Tuesday, February 16, 2016

SQL Hegemony and Document Databases

A surpassingly strange question is this: "How do I get the data out of MongoDB into a spreadsheet?"

The variation is "How can we load the MongoDB data into a relational database?"

I'm always perplexed by this question. It has a subtext that I find baffling. The subtext is this "all databases are relational, right?"

In order to ask the question, one has to be laboring under the assumption that the only difference between MongoDB and a relational database is the clever sticker on your laptop. Mongo folks have a little green Mango leaf. Postgres has a blue/gray elephant.

This assumption is remarkably hard to overcome.

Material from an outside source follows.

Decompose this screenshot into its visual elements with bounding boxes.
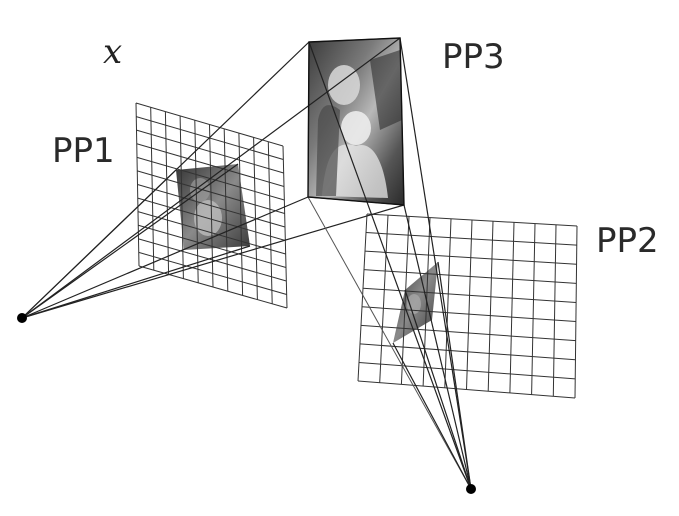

THEM: "How can we move this mongo data into a spreadsheet?"
ME: "What?"
THEM: "You know. Get a bulk CSV extract."
ME: "Of complex, nested documents?"
THEM: "Nested documents?"
ME: "Mongo database documents include arrays and -- well -- subdocuments. They're not in first normal form. They don't fit the spreadsheet data model."
THEM: "Whatever. Every database has a bulk unload into CSV. How do you do that in Mongo?"
ME: "You can't represent a mongo document in rows and columns."
THEM: (Thumping desk for emphasis.) "Relational Theory is explicit. ALL DATA CAN BE REDUCED TO ROWS AND COLUMNS!"
ME: "Right. Through a process of normalization. The Mongo data you're looking at isn't normalized. You'd have to normalize it into a relational table model. Then you could write a customized extract focused on that relational model."
THEM: "That's absurd."

At this point, all we can do is give them the minimal pymongo MongoClient code block. Hands-on queries seem to be the only way to make progress.

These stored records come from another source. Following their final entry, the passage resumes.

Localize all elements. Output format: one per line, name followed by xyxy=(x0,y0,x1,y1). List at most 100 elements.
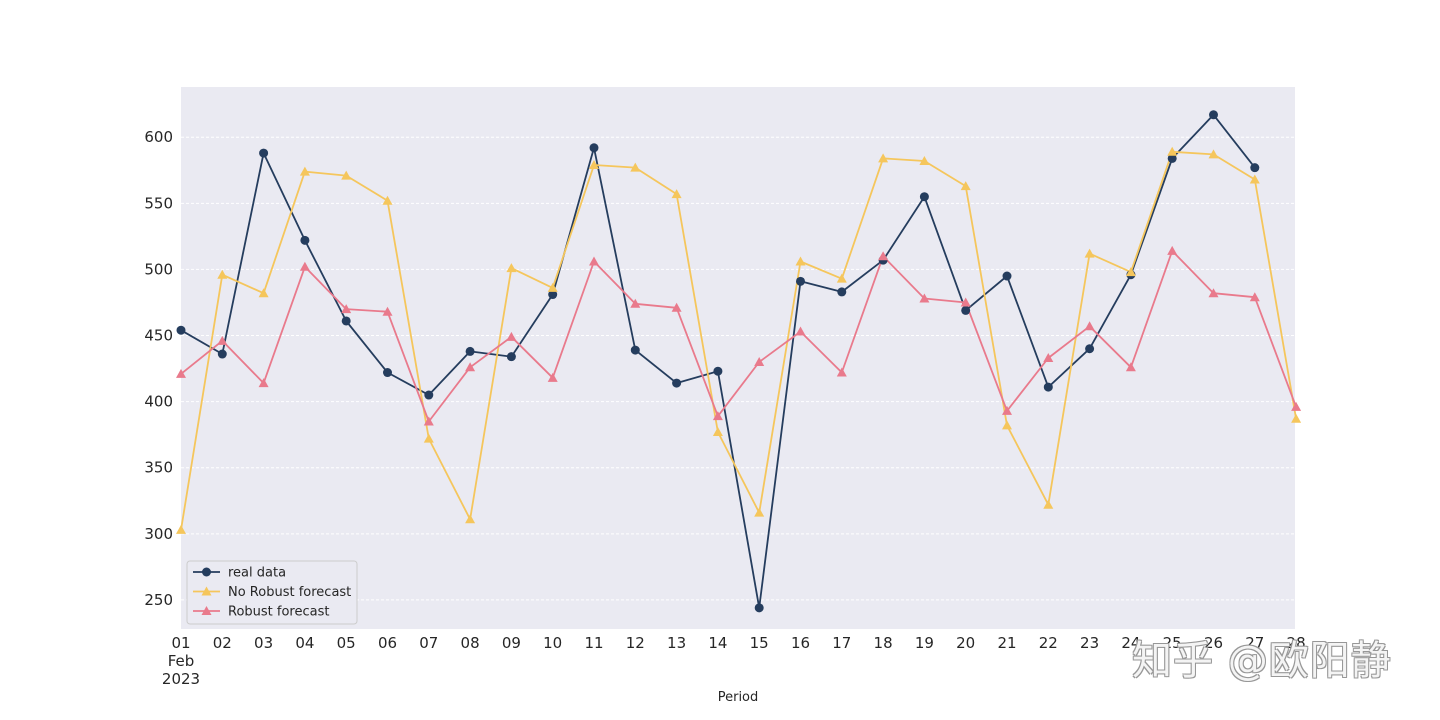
x-tick-sublabel: 2023 xyxy=(162,670,200,688)
x-tick-label: 26 xyxy=(1204,634,1223,652)
data-point xyxy=(1167,146,1178,156)
data-point xyxy=(919,293,930,303)
series-line-1 xyxy=(180,150,1297,531)
data-point xyxy=(382,306,393,316)
data-point xyxy=(1291,401,1302,411)
data-point xyxy=(878,251,889,261)
data-point xyxy=(1249,292,1260,302)
x-tick-label: 25 xyxy=(1163,634,1182,652)
data-point xyxy=(465,346,475,356)
data-point xyxy=(630,298,641,308)
data-point xyxy=(300,235,310,245)
data-point xyxy=(1002,405,1012,415)
data-point xyxy=(754,603,764,613)
data-point xyxy=(589,256,599,266)
data-point xyxy=(547,372,558,382)
data-point xyxy=(258,288,269,298)
x-axis-label: Period xyxy=(718,690,759,705)
data-point xyxy=(1002,271,1012,281)
x-tick-label: 28 xyxy=(1287,634,1306,652)
data-point xyxy=(1291,413,1302,423)
data-point xyxy=(1043,353,1054,362)
data-point xyxy=(795,256,806,266)
gridlines xyxy=(181,136,1295,601)
data-point xyxy=(1250,163,1260,173)
x-tick-sublabel: Feb xyxy=(168,652,195,670)
data-point xyxy=(217,269,228,279)
data-point xyxy=(836,367,847,377)
data-point xyxy=(1249,174,1260,184)
data-point xyxy=(176,368,186,378)
legend-entry: Robust forecast xyxy=(228,605,329,620)
x-tick-label: 16 xyxy=(791,634,810,652)
data-point xyxy=(919,192,929,202)
data-point xyxy=(1208,149,1219,159)
y-tick-label: 350 xyxy=(144,459,173,477)
x-tick-label: 14 xyxy=(708,634,727,652)
x-tick-labels: 01 02 03 04 05 06 07 08 09 10 11 12 13 14 15 16 17 18 19 20… xyxy=(162,634,1306,688)
x-tick-label: 22 xyxy=(1039,634,1058,652)
data-point xyxy=(424,390,434,400)
data-point xyxy=(796,276,805,286)
data-point xyxy=(341,316,351,326)
legend-swatch-marker xyxy=(201,606,212,615)
legend-entry: real data xyxy=(228,566,286,581)
data-point xyxy=(176,325,186,335)
legend-entry: No Robust forecast xyxy=(228,585,351,600)
x-tick-label: 11 xyxy=(584,634,603,652)
data-point xyxy=(1125,362,1136,372)
x-tick-label: 19 xyxy=(915,634,934,652)
x-tick-label: 07 xyxy=(419,634,438,652)
data-point xyxy=(217,335,228,345)
data-point xyxy=(713,366,723,376)
x-tick-label: 02 xyxy=(213,634,232,652)
x-tick-label: 09 xyxy=(502,634,521,652)
x-tick-label: 21 xyxy=(997,634,1016,652)
data-point xyxy=(341,170,352,180)
legend-swatch-marker xyxy=(201,586,212,596)
data-point xyxy=(836,273,847,283)
data-point xyxy=(506,263,517,273)
data-point xyxy=(878,153,889,163)
data-point xyxy=(465,514,476,524)
data-point xyxy=(837,287,847,297)
x-tick-label: 10 xyxy=(543,634,562,652)
data-point xyxy=(1043,499,1054,509)
watermark: 知乎 @欧阳静 xyxy=(1132,638,1392,684)
x-tick-label: 04 xyxy=(295,634,314,652)
data-point xyxy=(1043,382,1053,392)
data-point xyxy=(1209,110,1218,120)
data-point xyxy=(671,189,682,199)
y-tick-label: 550 xyxy=(144,194,173,212)
data-point xyxy=(465,362,476,372)
data-point xyxy=(383,368,392,378)
legend-swatch-marker xyxy=(202,567,211,577)
data-point xyxy=(423,416,434,426)
y-tick-label: 400 xyxy=(144,393,173,411)
data-point xyxy=(630,345,640,355)
data-point xyxy=(1208,288,1219,298)
data-point xyxy=(795,326,806,336)
x-tick-label: 15 xyxy=(750,634,769,652)
data-point xyxy=(671,302,682,312)
x-tick-label: 08 xyxy=(461,634,480,652)
data-point xyxy=(919,156,930,166)
x-tick-label: 23 xyxy=(1080,634,1099,652)
data-point xyxy=(712,411,723,421)
data-point xyxy=(547,282,558,292)
data-point xyxy=(960,297,971,307)
plot-background xyxy=(181,87,1295,629)
data-point xyxy=(1002,420,1012,430)
x-tick-label: 06 xyxy=(378,634,397,652)
series-markers xyxy=(176,110,1302,613)
data-point xyxy=(672,378,682,388)
y-tick-label: 250 xyxy=(144,591,173,609)
x-tick-label: 01 xyxy=(171,634,190,652)
data-point xyxy=(259,148,269,158)
data-point xyxy=(548,290,558,300)
series-line-2 xyxy=(180,250,1297,423)
x-tick-label: 20 xyxy=(956,634,975,652)
legend: real data No Robust forecast Robust foreca… xyxy=(186,560,358,625)
legend-box xyxy=(186,560,358,625)
x-tick-label: 27 xyxy=(1245,634,1264,652)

from pymongo import MongoClient
from pprint import pprint
with MongoClient("mongodb://somehost:27017") as mongo:
    collection = mongo.database.collection
    for document in collection.find():
         pprint(document)

Explanations seem to wind up in a weird circular pattern where they keep repeating their relational assumptions. Not much seems to work: diagrams, hand-waving, links to tutorials are all implicitly rejected because they don't confirm SQL bias.

A few days later they call asking how they are supposed to work with a document that has complex nested fields inside it.

This could be the beginning of wisdom. Or it could be the beginning of a lengthy reiteration of SQL Hegemony talking points and desk thumping.

THEM: "The document has an array of values."
ME: "Correct."
THEM: "What's that mean?"
ME: "It means there are multiple occurrences of the child object within each parent object."
THEM: "I can see that. What does it mean?"
ME: (Rising inflection.) "The parent is associated with multiple instances of the child."
THEM: "Don't patronize me! Stop using mongo mumbo-jumbo. Just a simple explanation is all I want."
ME: "One Parent. Many Children."
THEM: "That's stupid. One-to-many absolutely requires a foreign key. The children don't even have keys. Mongo must have hidden keys somewhere. How can I see the keys on the children in this so-called 'array' structure? How can expose the underlying implementation?"

The best I can do is show them an approach to normalizing some of the data in their collection.

from pymongo import MongoClient
from pprint import pprint
with MongoClient("mongodb://your_host:27017") as mongo:
    collection = mongo.your_database.your_collection
    for document in collection.find():
         for child in parent['child_array']:
              print( document['parent_field'], child['child_field'] )

This leads to endless confusion when some documents lack a particular field. The Python document.get('field') is an elegant way to handle optional fields. I like to warn them that they should not rely on this. Sometimes document['field'] is appropriate because the field really is mandatory. If it's missing, there are serious problems. Of course, the simple get() method doesn't work for optional nested documents. For this, we need document.get('field', {}). And for optional arrays, we can use document.get('field', []).

Interestingly we sometimes have confusion over {} for document and [] for array. I chalk that up to folks who are too used to very wordy SQL and Java. I save the questions for my next book on Python.

At some point, the "optional" items may be more significant than this. Perhaps an if statement is required to handle business rules that are reflected as different document structures in a single collection.

This leads to yet more desk-thumping. It's accompanied with the laughable claim that a "real" database doesn't rely on if statements to distinguish variant subentities that are persisted in a single table. The presence of SQL ifnull() functions, case expressions, and application code with if statements apparently doesn't exist. Or -- when it is pointed out -- isn't the same thing as writing an if statement to handle variant document subentities in a Mongo database.

It appears to take about two weeks to successfully challenge entrenched relational assumptions. Even then, we have to go over some of the basics of optional fields and arrays more than once.